Dans le quatrième épisode de sa série d’été "À la recherche des moyennes puissances", Michel Duclos s’intéresse à l’Arabie Saoudite et au Kazakhstan : dans quelle mesure Riyad et Astana pourraient-elles se rallier à une initiative diplomatique rassemblant les moyennes puissances pour contribuer à un ordre international plus stable et plus sûr ? Face à ces pays qui apparaissent autocentrés ou pris en tenaille entre des voisins trop vigilants, certains leviers pourraient-ils néanmoins être actionnés en fonction d’intérêts stratégiques communs ? En quoi l’Arabie Saoudite et le Kazakhstan nous permettent-ils, plus largement, de dessiner le profil d’une moyenne puissance ? 

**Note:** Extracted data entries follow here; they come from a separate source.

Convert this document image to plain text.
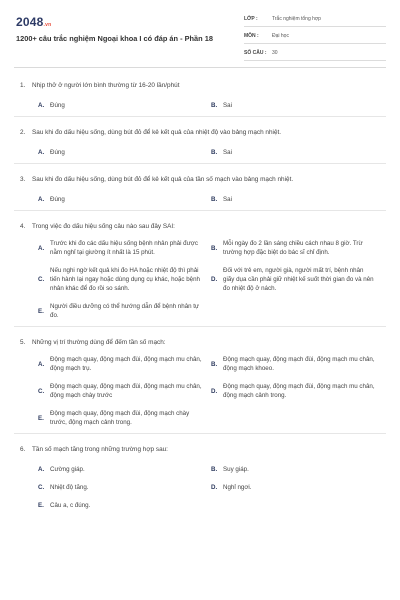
2048.vn
1200+ câu trắc nghiệm Ngoại khoa I có đáp án - Phần 18
LỚP :	Trắc nghiệm tổng hợp
MÔN :	Đại học
SỐ CÂU : 30
1.	Nhịp thở ở người lớn bình thường từ 16-20 lần/phút
A. Đúng	B. Sai
2.	Sau khi đo dấu hiệu sống, dùng bút đỏ để kẻ kết quả của nhiệt độ vào bảng mạch nhiệt.
A. Đúng	B. Sai
3.	Sau khi đo dấu hiệu sống, dùng bút đỏ để kẻ kết quả của tần số mạch vào bảng mạch nhiệt.
A. Đúng	B. Sai
4.	Trong việc đo dấu hiệu sống câu nào sau đây SAI:
A.
Trước khi đo các dấu hiệu sống bệnh nhân phải được nằm nghỉ tại giường ít nhất là 15 phút.
B.
Mỗi ngày đo 2 lần sáng chiều cách nhau 8 giờ. Trừ trường hợp đặc biệt do bác sĩ chỉ định.
C.
Nếu nghi ngờ kết quả khi đo HA hoặc nhiệt độ thì phải tiến hành lại ngay hoặc dùng dụng cụ khác, hoặc bệnh nhân khác để đo rồi so sánh.
D.
Đối với trẻ em, người già, người mất trí, bệnh nhân giãy dụa cần phải giữ nhiệt kế suốt thời gian đo và nên đo nhiệt độ ở nách.
E.
Người điều dưỡng có thể hướng dẫn để bệnh nhân tự đo.
5.	Những vị trí thường dùng để đếm tần số mạch:
A.
Động mạch quay, động mạch đùi, động mạch mu chân, động mạch trụ.
B.
Động mạch quay, động mạch đùi, động mạch mu chân, động mạch khoeo.
C.
Động mạch quay, động mạch đùi, động mạch mu chân, động mạch chày trước
D.
Động mạch quay, động mạch đùi, động mạch mu chân, động mạch cảnh trong.
E.
Động mạch quay, động mạch đùi, động mạch chày trước, động mạch cảnh trong.
6.	Tần số mạch tăng trong những trường hợp sau:
A. Cường giáp.	B. Suy giáp.
C. Nhiệt độ tăng.	D. Nghỉ ngơi.
E. Câu a, c đúng.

Avec l’Arabie saoudite et le Kazakhstan, nous abordons deux autres cas contrastés, un pays du Proche-Orient longtemps dans l’orbite américaine, un autre en Asie centrale, issu de l’éclatement de l’ancienne URSS. 

La nouvelle Arabie heureuse ? 

Pour les Romains, c’est le Yémen qui constituait l’Arabie heureuse, grâce à un climat relativement modéré et à ses exportations de parfums et d’aromates ; le pétrole a permis à l’Arabie saoudite de se rapprocher à son tour d’une position privilégiée : c’est aujourd’hui, selon les chiffres du FMI, la 17e puissance du monde en termes de PIB. Elle bénéficie de ses énormes stocks d’hydrocarbure ; elle s’est dotée au fil des décennies d’une élite formée en Occident, particulièrement aux États-Unis ; elle dispose avec son fonds souverain Public Investment Fund (le PIF) d’une “force de frappe” estimée à près de 776 milliards de dollars en 2023. Elle a traversé la crise du COVID beaucoup mieux que nombre d’économies. 

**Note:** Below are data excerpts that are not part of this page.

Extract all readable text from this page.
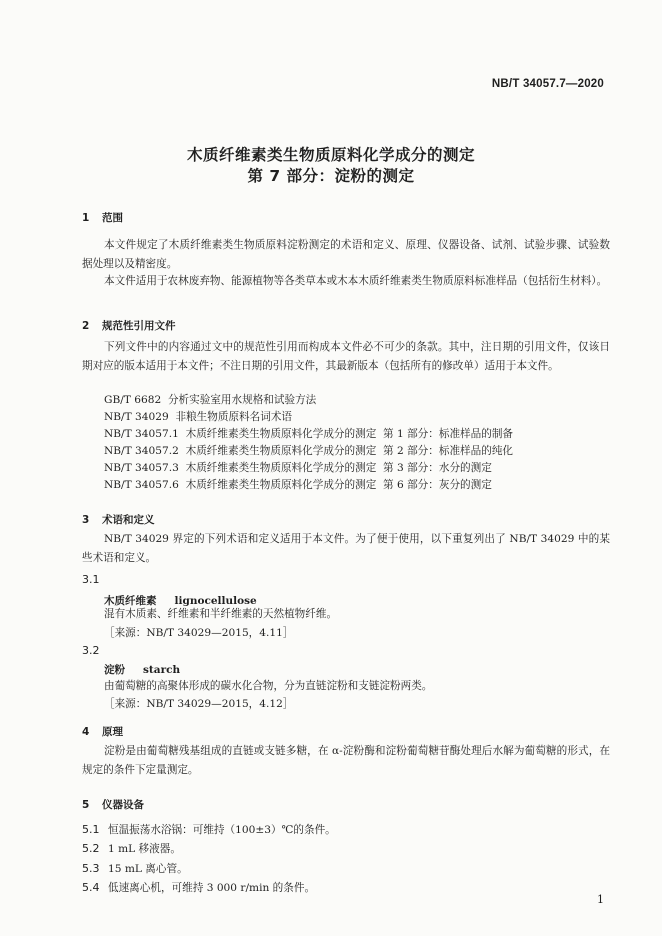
NB/T 34057.7—2020
木质纤维素类生物质原料化学成分的测定
第 7 部分：淀粉的测定
1 范围
本文件规定了木质纤维素类生物质原料淀粉测定的术语和定义、原理、仪器设备、试剂、试验步骤、试验数据处理以及精密度。
本文件适用于农林废弃物、能源植物等各类草本或木本木质纤维素类生物质原料标准样品（包括衍生材料）。
2 规范性引用文件
下列文件中的内容通过文中的规范性引用而构成本文件必不可少的条款。其中，注日期的引用文件，仅该日期对应的版本适用于本文件；不注日期的引用文件，其最新版本（包括所有的修改单）适用于本文件。
GB/T 6682  分析实验室用水规格和试验方法
NB/T 34029  非粮生物质原料名词术语
NB/T 34057.1  木质纤维素类生物质原料化学成分的测定  第 1 部分：标准样品的制备
NB/T 34057.2  木质纤维素类生物质原料化学成分的测定  第 2 部分：标准样品的纯化
NB/T 34057.3  木质纤维素类生物质原料化学成分的测定  第 3 部分：水分的测定
NB/T 34057.6  木质纤维素类生物质原料化学成分的测定  第 6 部分：灰分的测定
3 术语和定义
NB/T 34029 界定的下列术语和定义适用于本文件。为了便于使用，以下重复列出了 NB/T 34029 中的某些术语和定义。
3.1
木质纤维素 lignocellulose
混有木质素、纤维素和半纤维素的天然植物纤维。
［来源：NB/T 34029—2015，4.11］
3.2
淀粉 starch
由葡萄糖的高聚体形成的碳水化合物，分为直链淀粉和支链淀粉两类。
［来源：NB/T 34029—2015，4.12］
4 原理
淀粉是由葡萄糖残基组成的直链或支链多糖，在 α-淀粉酶和淀粉葡萄糖苷酶处理后水解为葡萄糖的形式，在规定的条件下定量测定。
5 仪器设备
5.1 恒温振荡水浴锅：可维持（100±3）℃的条件。
5.2 1 mL 移液器。
5.3 15 mL 离心管。
5.4 低速离心机，可维持 3 000 r/min 的条件。
1
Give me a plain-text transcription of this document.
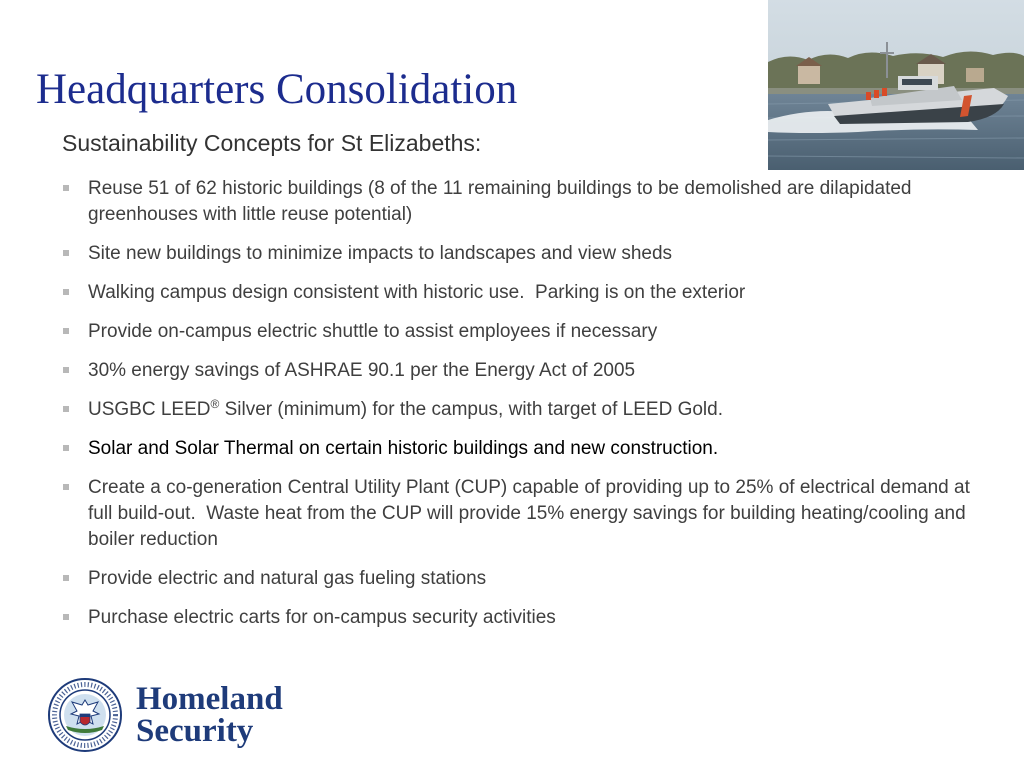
Headquarters Consolidation
Sustainability Concepts for St Elizabeths:
Reuse 51 of 62 historic buildings (8 of the 11 remaining buildings to be demolished are dilapidated greenhouses with little reuse potential)
Site new buildings to minimize impacts to landscapes and view sheds
Walking campus design consistent with historic use.  Parking is on the exterior
Provide on-campus electric shuttle to assist employees if necessary
30% energy savings of ASHRAE 90.1 per the Energy Act of 2005
USGBC LEED® Silver (minimum) for the campus, with target of LEED Gold.
Solar and Solar Thermal on certain historic buildings and new construction.
Create a co-generation Central Utility Plant (CUP) capable of providing up to 25% of electrical demand at full build-out.  Waste heat from the CUP will provide 15% energy savings for building heating/cooling and boiler reduction
Provide electric and natural gas fueling stations
Purchase electric carts for on-campus security activities
Homeland
Security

Nous avons demandé au professeur Stéphane Lacroix, grand connaisseur de ce pays, auteur notamment de l’ouvrage Les islamistes saoudiens, une insurrection manquée en 2010 (dernier livre paru : Le Crépuscule des Saints, histoire et politique du salafisme en Égypte, 2024), d’évoquer pour nous la trajectoire du Royaume. Pour notre interlocuteur, la montée en puissance de la diplomatie saoudienne date de la fin des années 1960. Après avoir été en mauvais termes avec l’Égypte, en raison de l’appui de Nasser aux officiers laïcs et panarabes yéménites, l’Arabie saoudite se réconcilie avec le Caire au sommet de Khartoum (du 5 au 10 juin 1967) sur une ligne de solidarité avec la Palestine et d’hostilité à Israël. Quelques années plus tard, l’Arabie saoudite prend l’initiative avec l’Algérie de l’embargo sur le pétrole décidé par l’OPAEP en octobre 1973 à la suite de la guerre du Kippour.  


Jusqu’alors paisibles, les relations avec l’Iran se tendent à partir de 1979. Avant la révolution en Iran, Ryad et Téhéran partageaient une aversion commune à l’égard des mouvements de gauche et panarabes. La révolution iranienne change la donne, indique notre auteur. Les Saoudiens développent un prosélytisme sunnite (wahabite) véhément pour aliéner les chiites aux sunnites et rendre ces derniers imperméables à la propagande chiite iranienne. C’est dans ce contexte que l’on a pu parler de la “responsabilité saoudienne” dans les attentats du 11 septembre. Depuis les années 1960, l’Arabie saoudite accueillait des organisations religieuses radicales hostiles à Nasser ; ses dirigeants ont progressivement laissé l’écosystème saoudien être pénétré par des idées extrémistes.  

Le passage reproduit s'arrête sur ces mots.